Founders of Freebowler Have Raised 75 Lakhs Through Shark Tank India

Freebowler

Three points you will get to know in this article:

  • Freebowler secured a deal with Namita for ₹25 lakhs in exchange for a 7.5% equity stake
  • Company sold globally, with sales ranging from INR 26-70 lakhs yearly, not profitable yet.
  • Founders backed by Ravichandran Ashwin and patented products.

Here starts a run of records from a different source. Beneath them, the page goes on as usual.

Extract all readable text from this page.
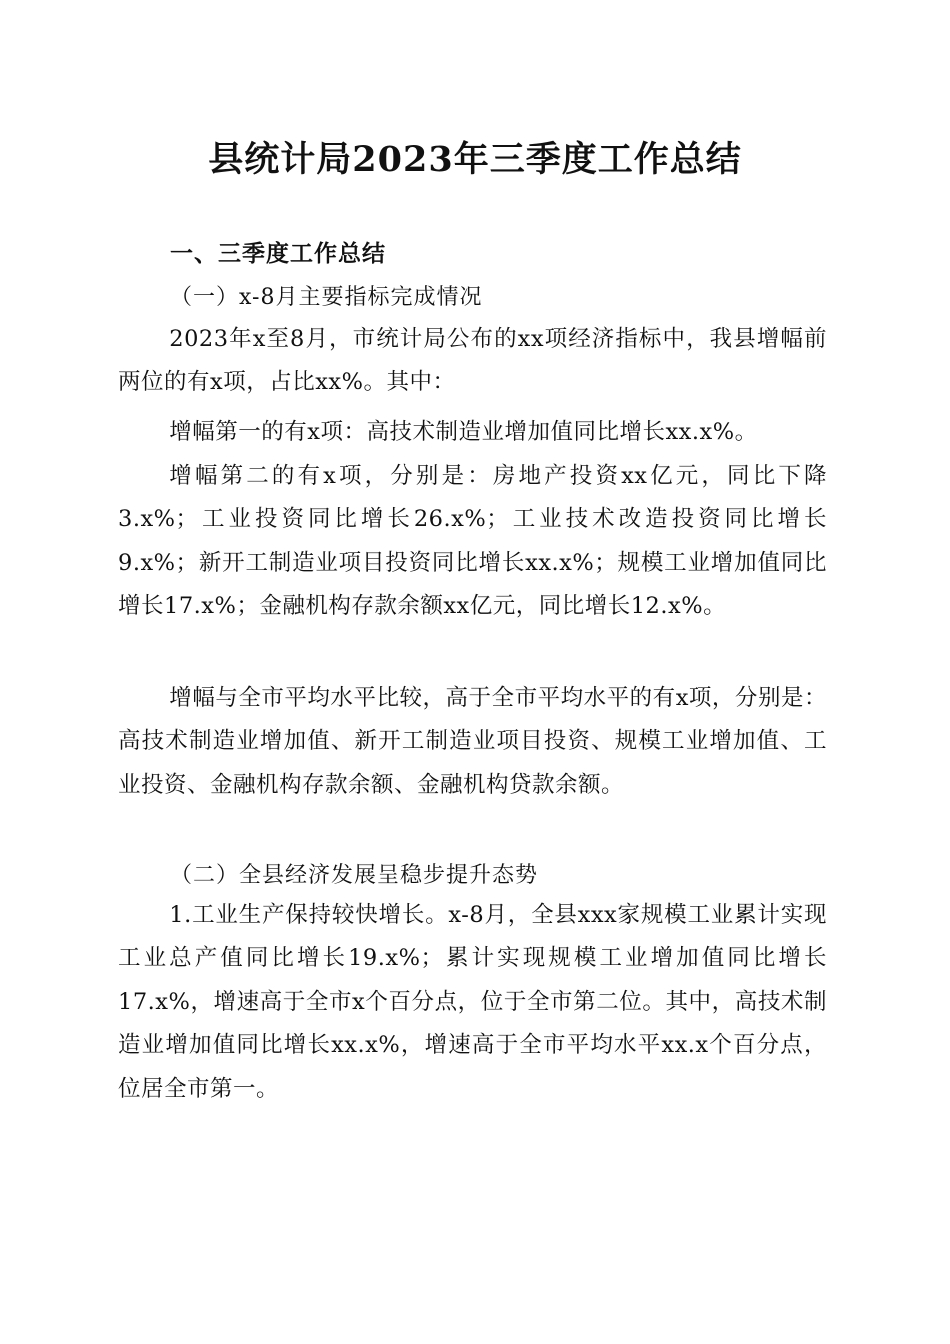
县统计局2023年三季度工作总结
一、三季度工作总结
（一）x-8月主要指标完成情况

2023年x至8月，市统计局公布的xx项经济指标中，我县增幅前两位的有x项，占比xx%。其中：

增幅第一的有x项：高技术制造业增加值同比增长xx.x%。

增幅第二的有x项，分别是：房地产投资xx亿元，同比下降3.x%；工业投资同比增长26.x%；工业技术改造投资同比增长9.x%；新开工制造业项目投资同比增长xx.x%；规模工业增加值同比增长17.x%；金融机构存款余额xx亿元，同比增长12.x%。

增幅与全市平均水平比较，高于全市平均水平的有x项，分别是：高技术制造业增加值、新开工制造业项目投资、规模工业增加值、工业投资、金融机构存款余额、金融机构贷款余额。

（二）全县经济发展呈稳步提升态势

1.工业生产保持较快增长。x-8月，全县xxx家规模工业累计实现工业总产值同比增长19.x%；累计实现规模工业增加值同比增长17.x%，增速高于全市x个百分点，位于全市第二位。其中，高技术制造业增加值同比增长xx.x%，增速高于全市平均水平xx.x个百分点，位居全市第一。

Shark Tank India Featured Freebowler

Free Bowler is a machine that operates on batteries and springs, designed to assist with cricket and sports training in small towns and villages across India. The founders recognized the potential to monetize sports in these areas and set out to create a business that could cater to this need. Based in Bangalore, Free Bowler is committed to developing innovative sports equipment for enthusiasts in various fields. The company aims to make its equipment accessible to the masses and is actively involved in player management and collaborating with sports-based ventures to provide training equipment. Through effective social media management, Free Bowler strives to spread awareness about the benefits of its products among sports enthusiasts.

Click here to visite official website: Free Bowler

Freebowler Business Statistics

After investing two years in research, the founders  successfully established Free Bowler as a business venture. Free Bowler was officially founded in 2016 and began its sales operations in 2018. The Free Bowler product weighs less than 20 kg, making it easily portable as it can be folded and carried anywhere. This innovative machine has been sold in approximately 15 countries, with over 1000 units purchased worldwide.

Pratheek Palanethra and Vishwanath HK: Founder of the Freebowler

Freebowler was founded by Pratheek Palanethra and Vishwanath HK in Bangalore. During the show, they demonstrated two versions of their machine: one that is operated manually and the other that is electric. The prices for these are ₹20,000 and ₹40,000 respectively. The founders also mentioned that they have patents for their products. The founders explained that most of their products, around 75%, are sold directly to customers. Cricket clubs buy around 20-25% of their products, and the remaining 5% are sold to schools and colleges. They also shared their sales figures, such as earning INR 26 lakhs in financial year 2018-2019, INR 70 lakhs in 2019-2020, INR 53 lakhs in 2020-2021, and INR 55 lakhs in 2021-2022. Although they have a 45% gross margin, they haven’t made a profit yet.

Freebowler Shark Tank negotiations

Anupam, Aman, Vineeta, and Peyush decided not to invest in a business for various reasons. Anupam was worried about how well the founders could run the business. Aman didn’t believe in the product. Vineeta thought the product was still new and competing with bigger companies would be hard. Peyush thought the business was too early in its development for him to invest.

On the other hand, Namita was willing to take a risk and invest money. She initially offered ₹50 lakhs for 15% ownership of the business and ₹25 lakhs as a loan with 10% interest. The company made a counteroffer of ₹50 lakhs for 10% ownership and the same loan terms. Namita felt this was too risky at first but eventually accepted. The company then proposed ₹25 lakhs for 7.5% ownership and ₹50 lakhs as a loan with 10% interest, which Namita agreed to.

Freebowler after Shark Tank India

Our investigation into the company found that even though they talked about a deal with Namita on TV, it never actually happened. However, appearing on the show did help the business, as the owners said on the internet that they got a lot of new customers after the show aired. Their website is still working, but they haven’t posted on social media since they were on Shark Tank. This makes us think that the owners might have decided to try something else, especially as the Sharks warned them that it might be too late to succeed in this business now.

Shark Tank India showcases a dynamic platform where aspiring business owners pitch their concepts to influential investors, hoping to gain the support and resources needed to scale their enterprises.